Removing the SN-10 wasn't particularly difficult. "Just keep unbolting things until bits start falling out of the instrument panel." I spent one evening getting the fuselage into Shane's shop, taking out the seat pan, removing the instrument panel covers (front and back), and carefully keeping track of all the bits I took out to get the SN-10 safely extracted.
Instead of battering the SN-10 into dust, or shipping it to ILEC for servicing, JP Stewart has asked for it. I'll happily get rid of it, so it can have a new happy home at BRSS in New Castle, VA.
Installation of the new unit got much easier when we removed the nose wheel. Fishing the cables down the throat of the cable hole, down under the seat pan is much easier when I can reach in where the nose wheel is supposed to be, and route cables through the front. I wish I knew this when I had the PowerFLARM installed a few months ago.
Once all of the LX-Nav parts were installed, I had an A&P look over my work, and sign it off. There was a brief moment of cautious confidence when we turned the whole system on. Despite reading all instructions and installation manuals thoroughly, there's just that uneasy moment when turning on that sort of unit for the first time. We called it "The moment of 'poof'", because if something got wired incorrectly, something was going to go poof and release the magic smoke.
Nothing went poof, so after we turned it on, replaced all of the instrument panel covers and seat pans, I put the glider back into the trailer and drove off to Mifflin on Saturday afternoon. The contest's practice day was Sunday, but I wasn't likely to get any practice days to shake out any issues I might find with the new system. A very big rain storm canceled soaring operations from Virginia to New York, and was doubtlessly going to cancel my shakeout flight on the practice day.
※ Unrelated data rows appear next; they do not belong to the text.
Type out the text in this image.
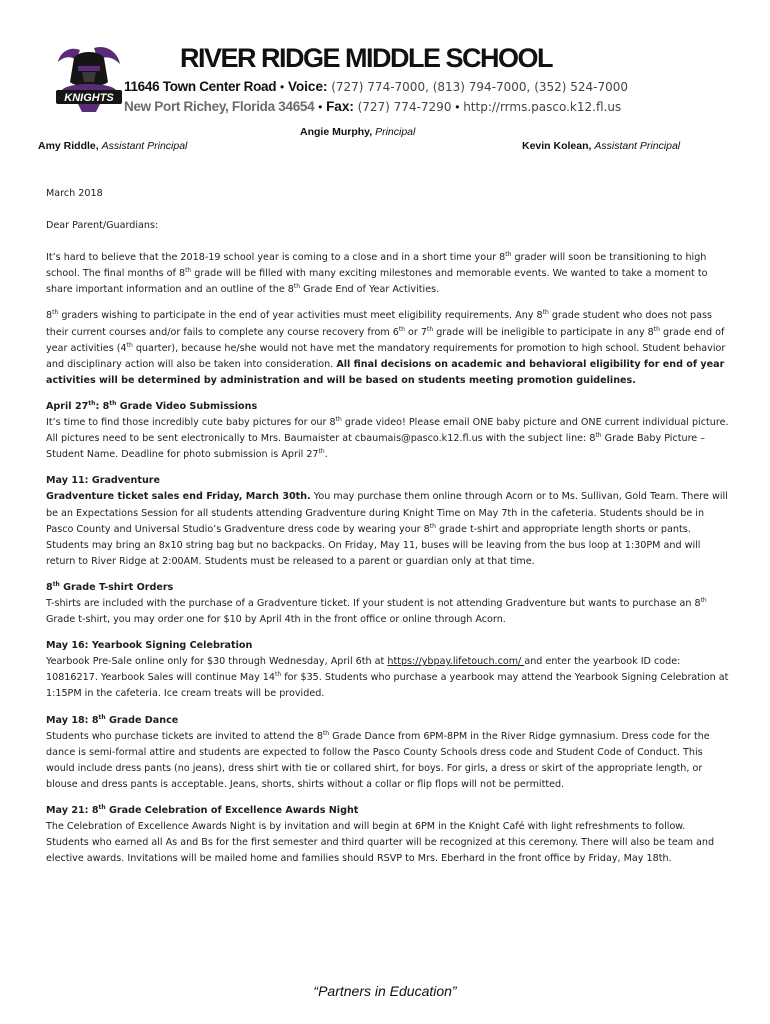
KNIGHTS
RIVER RIDGE MIDDLE SCHOOL
11646 Town Center Road • Voice: (727) 774-7000, (813) 794-7000, (352) 524-7000
New Port Richey, Florida 34654 • Fax: (727) 774-7290 • http://rrms.pasco.k12.fl.us
Angie Murphy, Principal
Amy Riddle, Assistant Principal	Kevin Kolean, Assistant Principal

March 2018

Dear Parent/Guardians:

It’s hard to believe that the 2018-19 school year is coming to a close and in a short time your 8th grader will soon be transitioning to high school. The final months of 8th grade will be filled with many exciting milestones and memorable events. We wanted to take a moment to share important information and an outline of the 8th Grade End of Year Activities.

8th graders wishing to participate in the end of year activities must meet eligibility requirements. Any 8th grade student who does not pass their current courses and/or fails to complete any course recovery from 6th or 7th grade will be ineligible to participate in any 8th grade end of year activities (4th quarter), because he/she would not have met the mandatory requirements for promotion to high school. Student behavior and disciplinary action will also be taken into consideration. All final decisions on academic and behavioral eligibility for end of year activities will be determined by administration and will be based on students meeting promotion guidelines.

April 27th: 8th Grade Video Submissions

It’s time to find those incredibly cute baby pictures for our 8th grade video! Please email ONE baby picture and ONE current individual picture. All pictures need to be sent electronically to Mrs. Baumaister at cbaumais@pasco.k12.fl.us with the subject line: 8th Grade Baby Picture – Student Name. Deadline for photo submission is April 27th.

May 11: Gradventure

Gradventure ticket sales end Friday, March 30th. You may purchase them online through Acorn or to Ms. Sullivan, Gold Team. There will be an Expectations Session for all students attending Gradventure during Knight Time on May 7th in the cafeteria. Students should be in Pasco County and Universal Studio’s Gradventure dress code by wearing your 8th grade t-shirt and appropriate length shorts or pants. Students may bring an 8x10 string bag but no backpacks. On Friday, May 11, buses will be leaving from the bus loop at 1:30PM and will return to River Ridge at 2:00AM. Students must be released to a parent or guardian only at that time.

8th Grade T-shirt Orders

T-shirts are included with the purchase of a Gradventure ticket. If your student is not attending Gradventure but wants to purchase an 8th Grade t-shirt, you may order one for $10 by April 4th in the front office or online through Acorn.

May 16: Yearbook Signing Celebration

Yearbook Pre-Sale online only for $30 through Wednesday, April 6th at https://ybpay.lifetouch.com/ and enter the yearbook ID code: 10816217. Yearbook Sales will continue May 14th for $35. Students who purchase a yearbook may attend the Yearbook Signing Celebration at 1:15PM in the cafeteria. Ice cream treats will be provided.

May 18: 8th Grade Dance

Students who purchase tickets are invited to attend the 8th Grade Dance from 6PM-8PM in the River Ridge gymnasium. Dress code for the dance is semi-formal attire and students are expected to follow the Pasco County Schools dress code and Student Code of Conduct. This would include dress pants (no jeans), dress shirt with tie or collared shirt, for boys. For girls, a dress or skirt of the appropriate length, or blouse and dress pants is acceptable. Jeans, shorts, shirts without a collar or flip flops will not be permitted.

May 21: 8th Grade Celebration of Excellence Awards Night

The Celebration of Excellence Awards Night is by invitation and will begin at 6PM in the Knight Café with light refreshments to follow. Students who earned all As and Bs for the first semester and third quarter will be recognized at this ceremony. There will also be team and elective awards. Invitations will be mailed home and families should RSVP to Mrs. Eberhard in the front office by Friday, May 18th.

“Partners in Education”
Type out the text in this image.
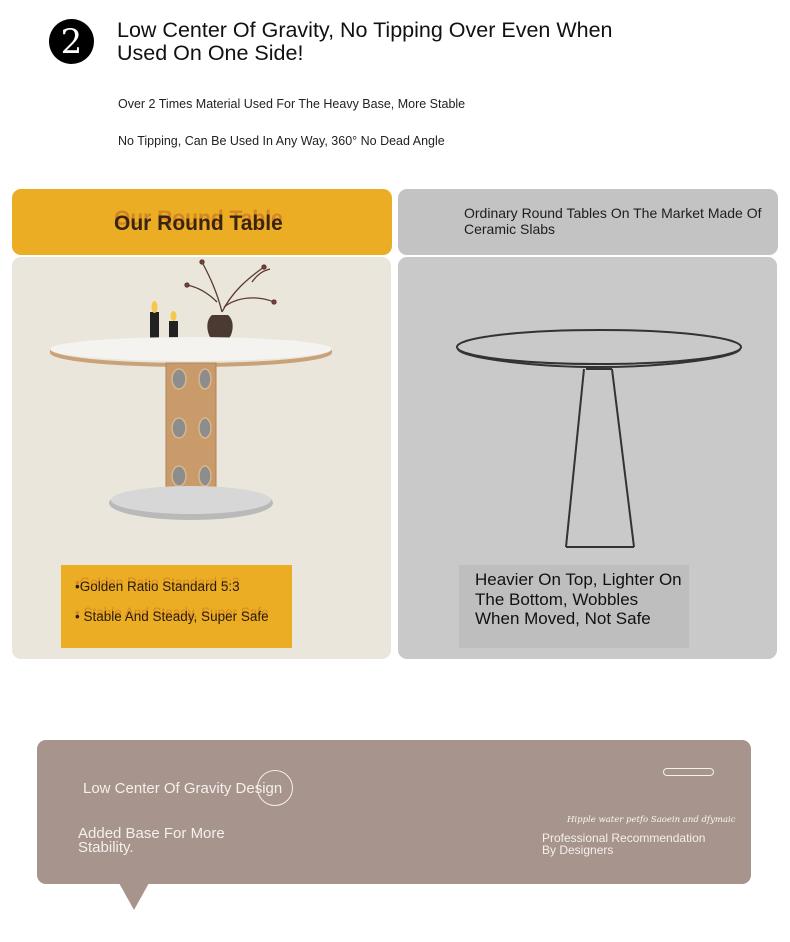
2 Low Center Of Gravity, No Tipping Over Even When Used On One Side!
Over 2 Times Material Used For The Heavy Base, More Stable
No Tipping, Can Be Used In Any Way, 360° No Dead Angle
Our Round Table	Ordinary Round Tables On The Market Made Of Ceramic Slabs
•Golden Ratio Standard 5:3
• Stable And Steady, Super Safe
Heavier On Top, Lighter On The Bottom, Wobbles When Moved, Not Safe
Low Center Of Gravity Design
Added Base For More Stability.
Hipple water petfo Saoein and dfymaic
Professional Recommendation By Designers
I drove to Mifflin in the rain, in the dark, with some pretty sketchy directions from Google, that took me over a very dark mountain. I enraged many pickup drivers as I gripped the steering wheel with white knuckles and insisted on driving the speed limit on two-lane roads to the soaring contest. I arrived on Saturday at 11:00 PM, and once I dropped off the trailer, I headed to a Super 8 Motel in State College, PA.